Hoewel het beeld hen tegen de verzengende hitte beschermde,
liepen ze het gevaar er te stikken in de dikke vettige rookwolken
die tot aan het plafond walmden. Ondanks dat er veel rook door het
schoorsteenkanaal in het plafond ontsnapte, was de zaal binnen
enkele seconden met een verstikkende walm gevuld.
Toen Austin zijn arm steviger om Carina's slanke middel sloeg,
voelde hij een hendel in de muur. Hij haalde de hendel over, waarop
er een paneel uit de muur wegschoof. Door de rechthoekige opening
stroomde frisse lucht naar binnen. Nauwelijks nog in staat ook maar
enig geluid voort te brengen, slaagde hij er toch in Carina toe te
roepen dat ze door het gat moest kruipen. Nadat hij haar was
gevolgd schoof hij het paneel weer dicht.
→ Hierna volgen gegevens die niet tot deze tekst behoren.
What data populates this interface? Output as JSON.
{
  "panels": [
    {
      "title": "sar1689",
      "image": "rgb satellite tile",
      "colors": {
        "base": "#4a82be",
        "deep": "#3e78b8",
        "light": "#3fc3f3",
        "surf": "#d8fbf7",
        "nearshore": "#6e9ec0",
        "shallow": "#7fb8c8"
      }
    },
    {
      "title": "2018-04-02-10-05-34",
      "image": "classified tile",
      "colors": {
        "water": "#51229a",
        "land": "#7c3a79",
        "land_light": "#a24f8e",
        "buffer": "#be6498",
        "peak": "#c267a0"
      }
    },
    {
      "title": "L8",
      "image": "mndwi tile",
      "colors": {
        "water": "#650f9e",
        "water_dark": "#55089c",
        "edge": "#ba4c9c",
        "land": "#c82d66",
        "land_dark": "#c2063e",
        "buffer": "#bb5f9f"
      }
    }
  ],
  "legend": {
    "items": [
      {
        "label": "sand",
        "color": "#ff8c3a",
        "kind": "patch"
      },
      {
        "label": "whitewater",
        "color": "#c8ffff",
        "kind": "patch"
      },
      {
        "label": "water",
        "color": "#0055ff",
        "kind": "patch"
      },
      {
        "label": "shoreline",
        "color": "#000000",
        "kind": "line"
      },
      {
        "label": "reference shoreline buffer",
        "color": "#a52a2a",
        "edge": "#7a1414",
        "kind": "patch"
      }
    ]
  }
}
Austin viste een zaklampje uit zijn jaszak op en scheen ermee
om zich heen. Ze bevonden zich in een ruimte die niet veel groter
was dan een fiinke bergkast. De lucht was er bedompt, maar vrij van
rook. Hij vermoedde dat Baltazars voorouders zich hier verscholen
als ze offers aan Baal brachten.
Ze wachtten hier enige tijd tot de olie uit zichzelf was
opgebrand.
Austin schoof de doorgang op een kier. Er hing een
doordringende stank, maar de rook was grotendeels opgetrokken. Van
losgescheurde flarden van Carina's gaasverband maakten ze
geïmproviseerde mondmaskers, waarna ze achter het beeld vandaan
kropen en via de trap zo snel mogelijk naar de deur renden.
Toen ze de nog narokende olieput passeerden, wendde Carina
haar ogen af. Austin wierp een blik in de put alsof hij bang was
dat Baltazar eruit omhoog zou kruipen. Maar er gaapte slechts een
ondoordringbare duisternis in de peilloze diepte.